Report di Simone Vavalà
Foto di David Scatigna e Giuseppe Craca
L’anticipo d’estate all’insegna dei grandi eventi hard rock e metal non poteva essere più intenso: ad appena quattro giorni di distanza dalla calata degli AC/DC in quel di Reggio Emilia, tocca ai Metallica radunare circa settantamila persone nella cornice dell’Ippodromo La Maura di Milano.
E già solo leggere queste parole insieme non può che richiamare spettri già evocati in occasione di altre kermesse musicali tenute negli ultimi anni nello stesso luogo dai Kiss agli Iron Maiden; cambia l’ippodromo, in questo caso il più ampio dei due, ma il risultato non particolarmente, in termini di esperienza non particolarmente positiva.

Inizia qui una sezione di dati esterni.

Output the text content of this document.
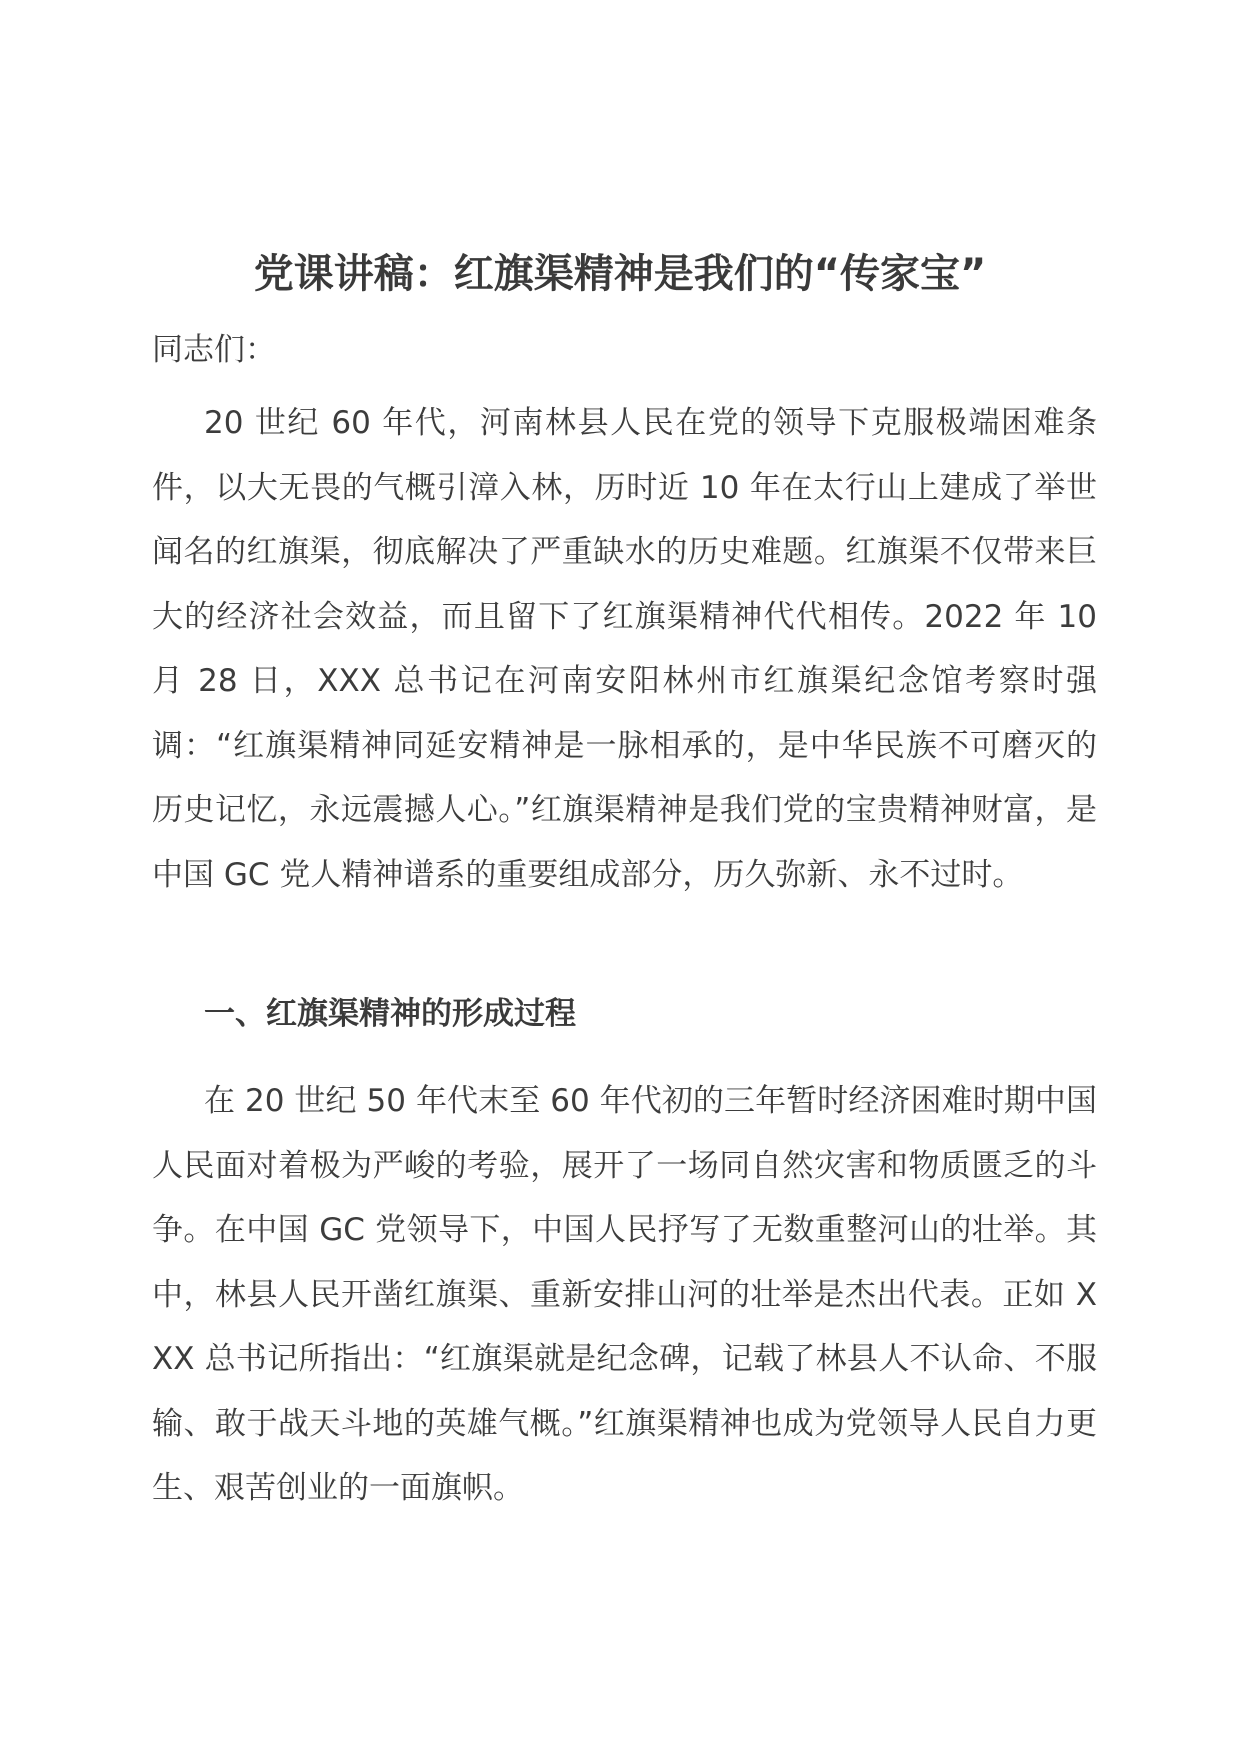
党课讲稿：红旗渠精神是我们的“传家宝”

同志们：

20 世纪 60 年代，河南林县人民在党的领导下克服极端困难条件，以大无畏的气概引漳入林，历时近 10 年在太行山上建成了举世闻名的红旗渠，彻底解决了严重缺水的历史难题。红旗渠不仅带来巨大的经济社会效益，而且留下了红旗渠精神代代相传。2022 年 10 月 28 日，XXX 总书记在河南安阳林州市红旗渠纪念馆考察时强调：“红旗渠精神同延安精神是一脉相承的，是中华民族不可磨灭的历史记忆，永远震撼人心。”红旗渠精神是我们党的宝贵精神财富，是中国 GC 党人精神谱系的重要组成部分，历久弥新、永不过时。

一、红旗渠精神的形成过程

在 20 世纪 50 年代末至 60 年代初的三年暂时经济困难时期中国人民面对着极为严峻的考验，展开了一场同自然灾害和物质匮乏的斗争。在中国 GC 党领导下，中国人民抒写了无数重整河山的壮举。其中，林县人民开凿红旗渠、重新安排山河的壮举是杰出代表。正如 XXX 总书记所指出：“红旗渠就是纪念碑，记载了林县人不认命、不服输、敢于战天斗地的英雄气概。”红旗渠精神也成为党领导人民自力更生、艰苦创业的一面旗帜。
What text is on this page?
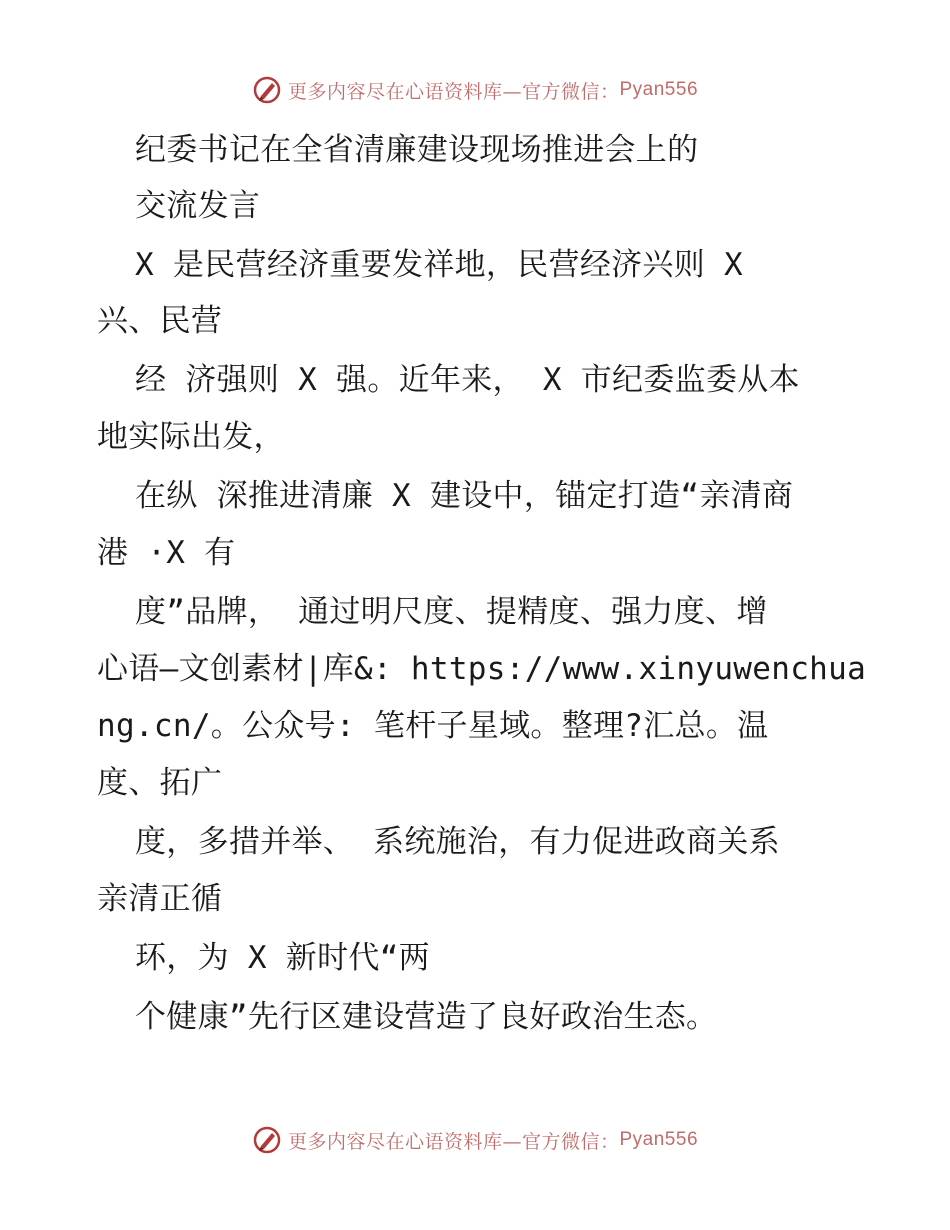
更多内容尽在心语资料库—官方微信： Pyan556
纪委书记在全省清廉建设现场推进会上的
交流发言
X 是民营经济重要发祥地，民营经济兴则 X
兴、民营
经 济强则 X 强。近年来， X 市纪委监委从本
地实际出发，
在纵 深推进清廉 X 建设中，锚定打造“亲清商
港 ·X 有
度”品牌， 通过明尺度、提精度、强力度、增
心语—文创素材|库&: https://www.xinyuwenchua
ng.cn/。公众号: 笔杆子星域。整理?汇总。温
度、拓广
度，多措并举、 系统施治，有力促进政商关系
亲清正循
环，为 X 新时代“两
个健康”先行区建设营造了良好政治生态。
更多内容尽在心语资料库—官方微信： Pyan556
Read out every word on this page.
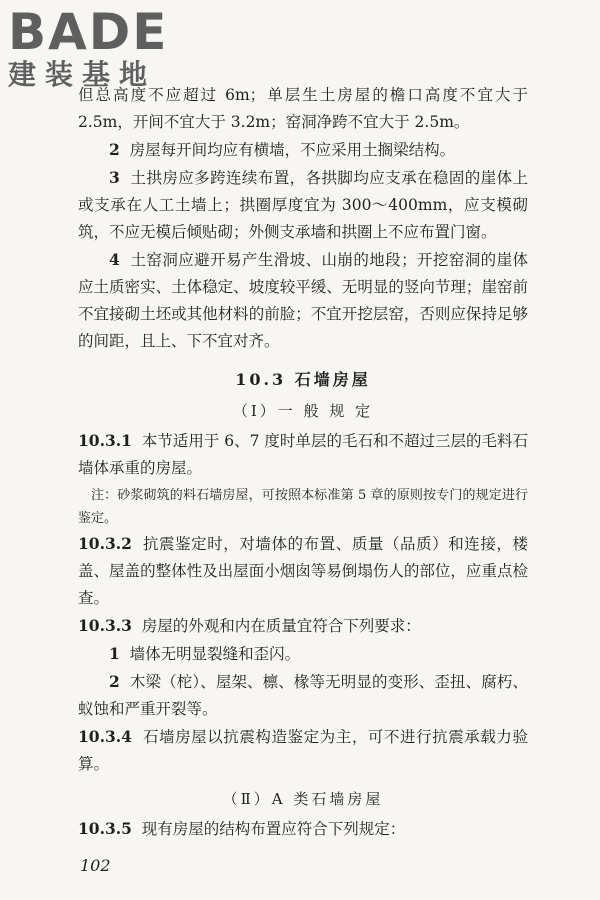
BADE
建装基地

但总高度不应超过 6m；单层生土房屋的檐口高度不宜大于 2.5m，开间不宜大于 3.2m；窑洞净跨不宜大于 2.5m。

2 房屋每开间均应有横墙，不应采用土搁梁结构。

3 土拱房应多跨连续布置，各拱脚均应支承在稳固的崖体上或支承在人工土墙上；拱圈厚度宜为 300～400mm，应支模砌筑，不应无模后倾贴砌；外侧支承墙和拱圈上不应布置门窗。

4 土窑洞应避开易产生滑坡、山崩的地段；开挖窑洞的崖体应土质密实、土体稳定、坡度较平缓、无明显的竖向节理；崖窑前不宜接砌土坯或其他材料的前脸；不宜开挖层窑，否则应保持足够的间距，且上、下不宜对齐。

10.3 石墙房屋
（Ⅰ）一 般 规 定

10.3.1 本节适用于 6、7 度时单层的毛石和不超过三层的毛料石墙体承重的房屋。

注：砂浆砌筑的料石墙房屋，可按照本标准第 5 章的原则按专门的规定进行鉴定。

10.3.2 抗震鉴定时，对墙体的布置、质量（品质）和连接，楼盖、屋盖的整体性及出屋面小烟囱等易倒塌伤人的部位，应重点检查。

10.3.3 房屋的外观和内在质量宜符合下列要求：

1 墙体无明显裂缝和歪闪。

2 木梁（柁）、屋架、檩、椽等无明显的变形、歪扭、腐朽、蚁蚀和严重开裂等。

10.3.4 石墙房屋以抗震构造鉴定为主，可不进行抗震承载力验算。

（Ⅱ）A 类石墙房屋

10.3.5 现有房屋的结构布置应符合下列规定：

102
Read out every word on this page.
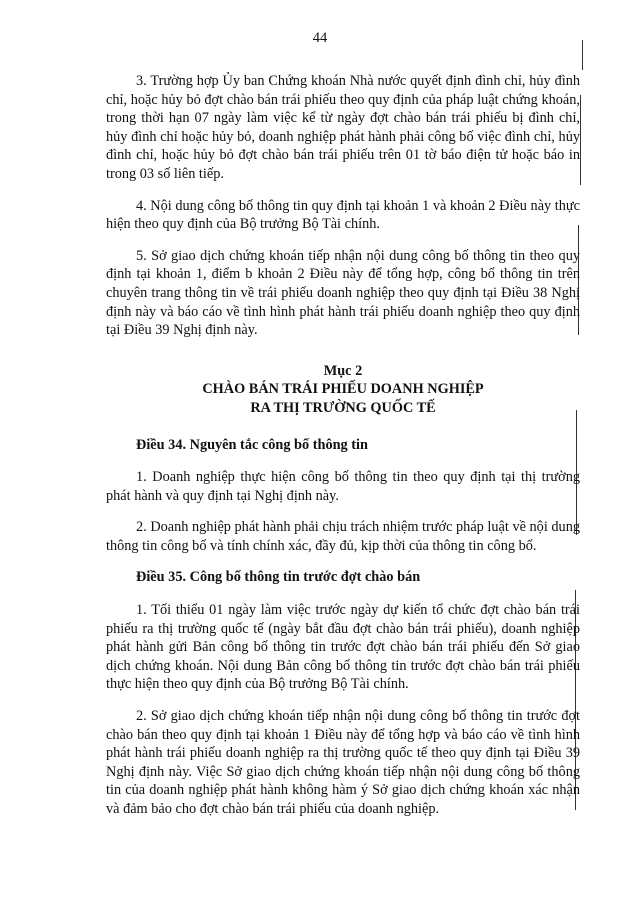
44

3. Trường hợp Ủy ban Chứng khoán Nhà nước quyết định đình chỉ, hủy đình chỉ, hoặc hủy bỏ đợt chào bán trái phiếu theo quy định của pháp luật chứng khoán, trong thời hạn 07 ngày làm việc kể từ ngày đợt chào bán trái phiếu bị đình chỉ, hủy đình chỉ hoặc hủy bỏ, doanh nghiệp phát hành phải công bố việc đình chỉ, hủy đình chỉ, hoặc hủy bỏ đợt chào bán trái phiếu trên 01 tờ báo điện tử hoặc báo in trong 03 số liên tiếp.

4. Nội dung công bố thông tin quy định tại khoản 1 và khoản 2 Điều này thực hiện theo quy định của Bộ trưởng Bộ Tài chính.

5. Sở giao dịch chứng khoán tiếp nhận nội dung công bố thông tin theo quy định tại khoản 1, điểm b khoản 2 Điều này để tổng hợp, công bố thông tin trên chuyên trang thông tin về trái phiếu doanh nghiệp theo quy định tại Điều 38 Nghị định này và báo cáo về tình hình phát hành trái phiếu doanh nghiệp theo quy định tại Điều 39 Nghị định này.

Mục 2

CHÀO BÁN TRÁI PHIẾU DOANH NGHIỆP

RA THỊ TRƯỜNG QUỐC TẾ

Điều 34. Nguyên tắc công bố thông tin

1. Doanh nghiệp thực hiện công bố thông tin theo quy định tại thị trường phát hành và quy định tại Nghị định này.

2. Doanh nghiệp phát hành phải chịu trách nhiệm trước pháp luật về nội dung thông tin công bố và tính chính xác, đầy đủ, kịp thời của thông tin công bố.

Điều 35. Công bố thông tin trước đợt chào bán

1. Tối thiểu 01 ngày làm việc trước ngày dự kiến tổ chức đợt chào bán trái phiếu ra thị trường quốc tế (ngày bắt đầu đợt chào bán trái phiếu), doanh nghiệp phát hành gửi Bản công bố thông tin trước đợt chào bán trái phiếu đến Sở giao dịch chứng khoán. Nội dung Bản công bố thông tin trước đợt chào bán trái phiếu thực hiện theo quy định của Bộ trưởng Bộ Tài chính.

2. Sở giao dịch chứng khoán tiếp nhận nội dung công bố thông tin trước đợt chào bán theo quy định tại khoản 1 Điều này để tổng hợp và báo cáo về tình hình phát hành trái phiếu doanh nghiệp ra thị trường quốc tế theo quy định tại Điều 39 Nghị định này. Việc Sở giao dịch chứng khoán tiếp nhận nội dung công bố thông tin của doanh nghiệp phát hành không hàm ý Sở giao dịch chứng khoán xác nhận và đảm bảo cho đợt chào bán trái phiếu của doanh nghiệp.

Notiamo, a onor del vero, la massima gentilezza e disponibilità del personale logistico e di sicurezza, ma forse è dovuto anche nel loro caso alle precedenti esperienze e al (probabile) logoramento: lo spazio da gestire è enorme, per carità, ma resta sempre un mistero come in Italia la distribuzione delle diverse tipologie di biglietto – golden, diamond, bronze, pit, pit super sayan, a un certo punto abbiamo perso il conto – ottenga sempre il risultato di essere una delusione rispetto alla tariffa pagata da ciascuno.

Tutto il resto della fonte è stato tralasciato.